Secure Wearable Technology for Early Illness Detection and Analysis | RTI Tech Talk Webinar
The use of wearable devices for a deeper understanding of a person’s overall health and performance capabilities continues to grow, giving us more data for analysis and better informed decision-making.
Join the virtual Secure Wearable Technology for Early Illness Detection and Analysis webinar to learn more about the SIGMA+ Health platform—an end-to-end data collection and analytics framework for wearable physiological sensors for the U.S. Department of Defense (DoD) and Homeland Security applications. We will discuss how wearable sensor technology aids in early illness detection, ensuring optimal physical and mental health for active-duty Service members.
Contact our wearable tech experts to learn more about our offerings, services, and capabilities
Meet the Presenters
Moderator: Dennis McGurk, DoD Strategic Account Executive, RTI International
Dennis McGurk is an expert in military medical research and development with over 15 years performing research and leading research programs.

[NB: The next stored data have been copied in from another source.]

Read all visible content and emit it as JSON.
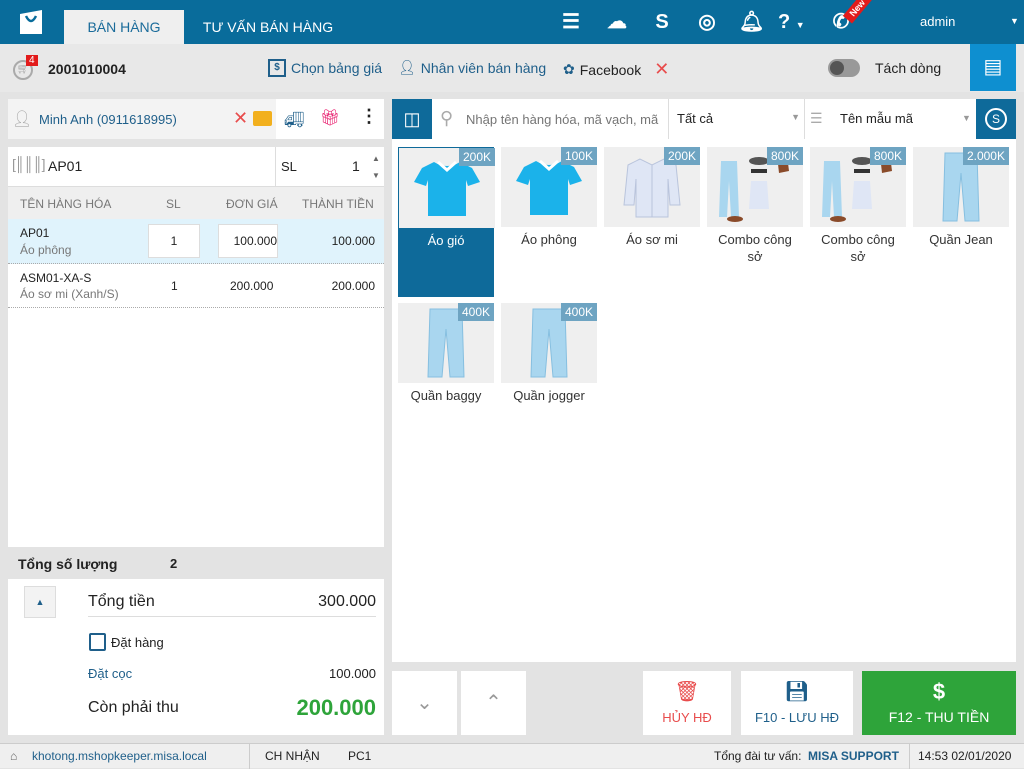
{
  "header": {
    "tabs": [
      {
        "label": "BÁN HÀNG",
        "active": true
      },
      {
        "label": "TƯ VẤN BÁN HÀNG",
        "active": false
      }
    ],
    "new_badge": "New",
    "user": "admin",
    "icons": [
      "menu-icon",
      "cloud-sync-icon",
      "s-coin-icon",
      "swirl-icon",
      "bell-icon",
      "help-icon",
      "phone-icon"
    ]
  },
  "toolbar": {
    "cart_count": "4",
    "invoice_no": "2001010004",
    "price_list": "Chọn bảng giá",
    "staff": "Nhân viên bán hàng",
    "facebook": "Facebook",
    "split_line": "Tách dòng",
    "split_on": false
  },
  "customer": {
    "name": "Minh Anh (0911618995)"
  },
  "scan": {
    "code": "AP01",
    "qty_label": "SL",
    "qty": "1"
  },
  "cart": {
    "columns": [
      "TÊN HÀNG HÓA",
      "SL",
      "ĐƠN GIÁ",
      "THÀNH TIỀN"
    ],
    "rows": [
      {
        "code": "AP01",
        "name": "Áo phông",
        "qty": "1",
        "price": "100.000",
        "total": "100.000"
      },
      {
        "code": "ASM01-XA-S",
        "name": "Áo sơ mi (Xanh/S)",
        "qty": "1",
        "price": "200.000",
        "total": "200.000"
      }
    ]
  },
  "summary": {
    "qty_label": "Tổng số lượng",
    "qty": "2",
    "total_label": "Tổng tiền",
    "total": "300.000",
    "order_label": "Đặt hàng",
    "order_checked": false,
    "deposit_label": "Đặt cọc",
    "deposit": "100.000",
    "due_label": "Còn phải thu",
    "due": "200.000"
  },
  "search": {
    "placeholder": "Nhập tên hàng hóa, mã vạch, mã",
    "category": "Tất cả",
    "sort": "Tên mẫu mã"
  },
  "products": [
    {
      "name": "Áo gió",
      "price": "200K",
      "type": "tshirt",
      "selected": true
    },
    {
      "name": "Áo phông",
      "price": "100K",
      "type": "tshirt"
    },
    {
      "name": "Áo sơ mi",
      "price": "200K",
      "type": "shirt"
    },
    {
      "name": "Combo công sở",
      "price": "800K",
      "type": "combo"
    },
    {
      "name": "Combo công sở",
      "price": "800K",
      "type": "combo"
    },
    {
      "name": "Quần Jean",
      "price": "2.000K",
      "type": "pants"
    },
    {
      "name": "Quần baggy",
      "price": "400K",
      "type": "pants"
    },
    {
      "name": "Quần jogger",
      "price": "400K",
      "type": "pants"
    }
  ],
  "actions": {
    "cancel": "HỦY HĐ",
    "save": "F10 - LƯU HĐ",
    "pay": "F12 - THU TIỀN"
  },
  "status": {
    "host": "khotong.mshopkeeper.misa.local",
    "branch": "CH NHẬN",
    "pc": "PC1",
    "support_label": "Tổng đài tư vấn:",
    "support": "MISA SUPPORT",
    "datetime": "14:53 02/01/2020"
  },
  "colors": {
    "brand": "#096c9b",
    "pay": "#2ea43a",
    "due": "#2ea43a",
    "cancel": "#e84c4c"
  }
}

He is dedicated to expanding RTI’s work with the DoD. He leads all DoD business development efforts for RTI’s Social, Statistical, and Environmental Sciences division and works across all of RTI. With an academic background in research and health psychology, he focuses on managing medical research and development programs that serve the health and performance needs of the military population. Dr. McGurk joined RTI in 2020 after retiring from the Army following a 25+ year career, predominantly as a Research Psychologist.
Meghan Hegarty-Craver, Research Biomedical Engineer, RTI International
Meghan Hegarty-Craver is a biomedical research engineer specializing in signal processing for wearable sensors, extracting heart rate and heart rate variability metrics from electrocardiogram (ECG) and photoplethysmogram (PPG)-based sensors, and engineering for machine learning model development. Currently, Dr. Hegarty-Craver is working on the Human-Based Sensor System for Presymptomatic Biological Exposure Detection project, funded by the Defense Advanced Research Projects Agency. In this initiative, RTI leverages data from wearable sensors like smartwatches to identify changes in health statuses related to viral infections.

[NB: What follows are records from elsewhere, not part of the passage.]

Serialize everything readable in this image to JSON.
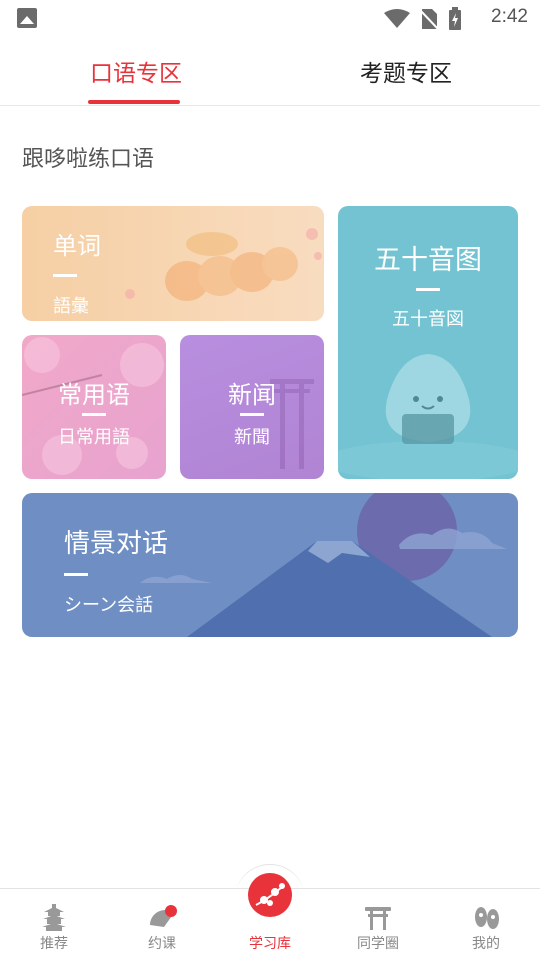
{
  "status_bar": {
    "time": "2:42"
  },
  "tabs": [
    {
      "label": "口语专区",
      "active": true
    },
    {
      "label": "考题专区",
      "active": false
    }
  ],
  "section_title": "跟哆啦练口语",
  "cards": {
    "words": {
      "title": "单词",
      "subtitle": "語彙"
    },
    "gojuon": {
      "title": "五十音图",
      "subtitle": "五十音図"
    },
    "phrases": {
      "title": "常用语",
      "subtitle": "日常用語"
    },
    "news": {
      "title": "新闻",
      "subtitle": "新聞"
    },
    "dialog": {
      "title": "情景对话",
      "subtitle": "シーン会話"
    }
  },
  "bottom_nav": [
    {
      "label": "推荐",
      "icon": "pagoda-icon",
      "active": false
    },
    {
      "label": "约课",
      "icon": "fan-icon",
      "active": false
    },
    {
      "label": "学习库",
      "icon": "sakura-branch-icon",
      "active": true
    },
    {
      "label": "同学圈",
      "icon": "torii-icon",
      "active": false
    },
    {
      "label": "我的",
      "icon": "geta-icon",
      "active": false
    }
  ],
  "colors": {
    "accent": "#e8333b",
    "words_card": "#f6cfa4",
    "gojuon_card": "#73c3d2",
    "phrases_card": "#f1a8c9",
    "news_card": "#b88ee0",
    "dialog_card": "#6f8fc4"
  }
}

David Dausch, Senior Director of Technology Advancement & Commercialization, RTI International
David Dausch is the senior director of RTI’s Technology Advancement & Commercialization (TAC) business unit. He leads TAC’s multi-disciplinary team of over 60 staff, including scientists and engineers who perform research in advanced materials, biomedical technologies, decarbonization sciences, environmental exposure and protection, and sustainable energy solutions. Dr. Dausch manages RTI’s SIGMA+ Health wearable sensor research platform, an end-to-end data collection and analytics solution for improving military Service members health, readiness, and performance. He serves as Principal Investigator for the Human-Based Sensor System for Presymptomatic Biological Exposure Detection research project for the SIGMA+ program sponsored by the Defense Advanced Research Projects Agency (DARPA).

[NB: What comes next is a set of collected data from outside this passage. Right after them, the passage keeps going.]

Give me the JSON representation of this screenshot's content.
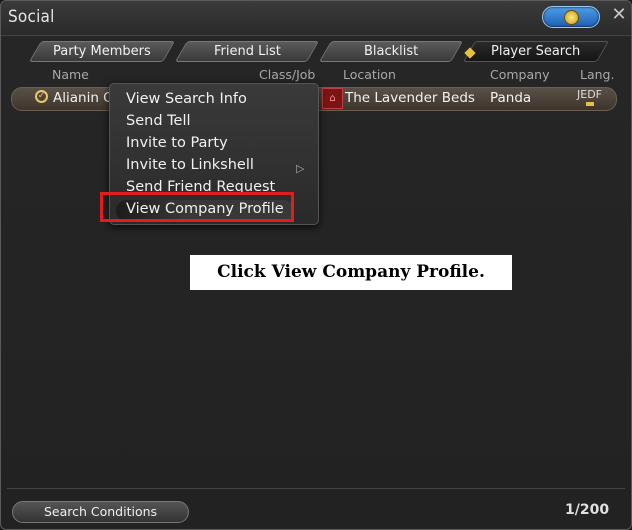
{
  "window": {
    "title": "Social"
  },
  "tabs": [
    "Party Members",
    "Friend List",
    "Blacklist",
    "Player Search"
  ],
  "columns": {
    "name": "Name",
    "class_job": "Class/Job",
    "location": "Location",
    "company": "Company",
    "lang": "Lang."
  },
  "row": {
    "name": "Alianin C",
    "location": "The Lavender Beds",
    "company": "Panda",
    "lang": "JEDF"
  },
  "context_menu": {
    "items": [
      "View Search Info",
      "Send Tell",
      "Invite to Party",
      "Invite to Linkshell",
      "Send Friend Request",
      "View Company Profile"
    ]
  },
  "instruction": "Click View Company Profile.",
  "footer": {
    "search_conditions": "Search Conditions",
    "count": "1/200"
  },
  "icons": {
    "help": "help-icon",
    "close": "close-icon",
    "location": "house-icon",
    "submenu": "triangle-right-icon"
  }
}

Dorota Temple, Distinguished Fellow, Electronics and Applied Physics, RTI International
Dorota Temple, PhD, has spent much of her professional life leading scientists and engineers in developing new technology capabilities. As Technical Director at RTI International, she continues her work in semiconductors through research and development of three-dimensional microsystem integration, electronic circuits manufacture on flexible substrates, and advanced infrared focal plane arrays. These programs result in technologies that are now practiced by commercial defense companies and RTI spinouts. In recent years, Dr. Temple has applied her expertise in semiconductor sensors, imaging devices, and advanced data analytics to the development of automated systems to detect threats posed by weapons of mass destruction. These systems use chemical and biological sensors and wearable physiological devices and incorporate artificial intelligence/machine learning algorithms operating on the sensor signals to provide presymptomatic warning of exposure to respiratory pathogens.